In a report published on December 9, 2005, Sao Tome & Principe President Fradrique de Menezes accused the Nigerian government and its cronies of colluding to deprive his people of a substantial amount because of corrupt practices. He thundered: “The procedures used to select the companies which received concessions contained serious flaws as it did not satisfy the minimum standards required for the award of such licences,” describing the Nigerian firms as “emergency investment vehicles of financial speculators with no track record in oil exploration and production”. In the United States, the regulatory authorities described ERHC as “little more than a paper company with no operations and just one favourable contract in its portfolio”. My friend at Clearwater Research of London, Anthony Goldman, a respected Jewish analyst, called the deals with ERHC “ruinously unfavourable to Sao Tome & Principe”.
Of course, the controversial deals were not handed over to the tiny island nation by ERHC unilaterally. Officials of Sao Tome & Principe were compromised. Hence, Arlindo Carvalho, the Minister of Natural Resources, was forced to resign on May 18, 2005. Two weeks earlier, Patrice Trovoada, the president’s adviser on Petroleum Issues, was sacked for placing his personal interests over those of the nation while another adviser named Manuel Rita, was thrown out following revelations that he had shares in ERHC. Meanwhile, there were rumours that President de Menezes had collected cash from ERHC. It was, indeed, a difficult period for Adelino Pereira, the hardworking Attorney General of Sao Tome & Principe.

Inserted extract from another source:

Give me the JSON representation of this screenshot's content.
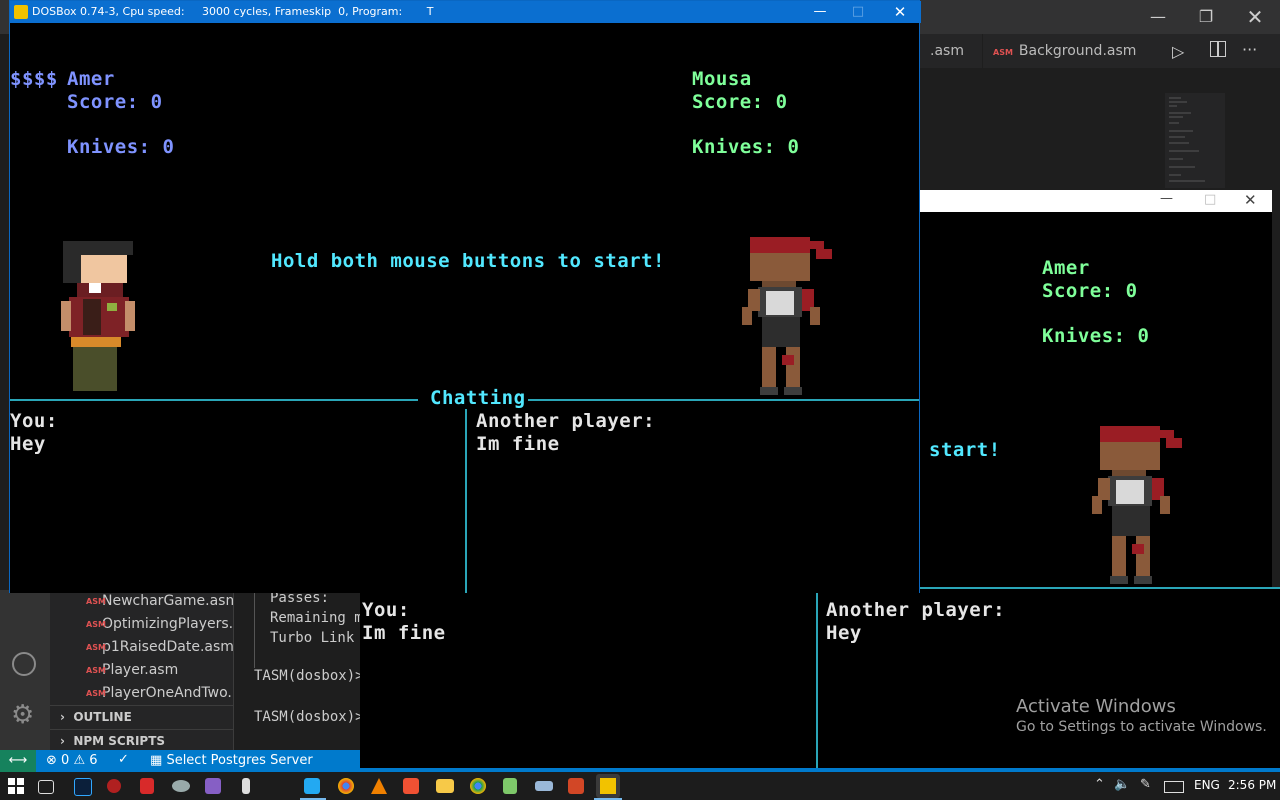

Needless to say, ERHC could do all this in the JDZ between Nigeria and Sao Tome & Principe because it was supported every inch of the way by the Nigerian government. Therefore, it is unacceptable for Obasanjo to attempt to create the impression that every government in Nigeria supported Offor in his controversial business deals except his. Obasanjo probably did more than any other president to empower Offor. But the central kernel of his message to President Buhari should not be lost on any person: steer clear of controversial contractors, especially those who made Yar’Adua and Jonathan governments become byword for sleaze.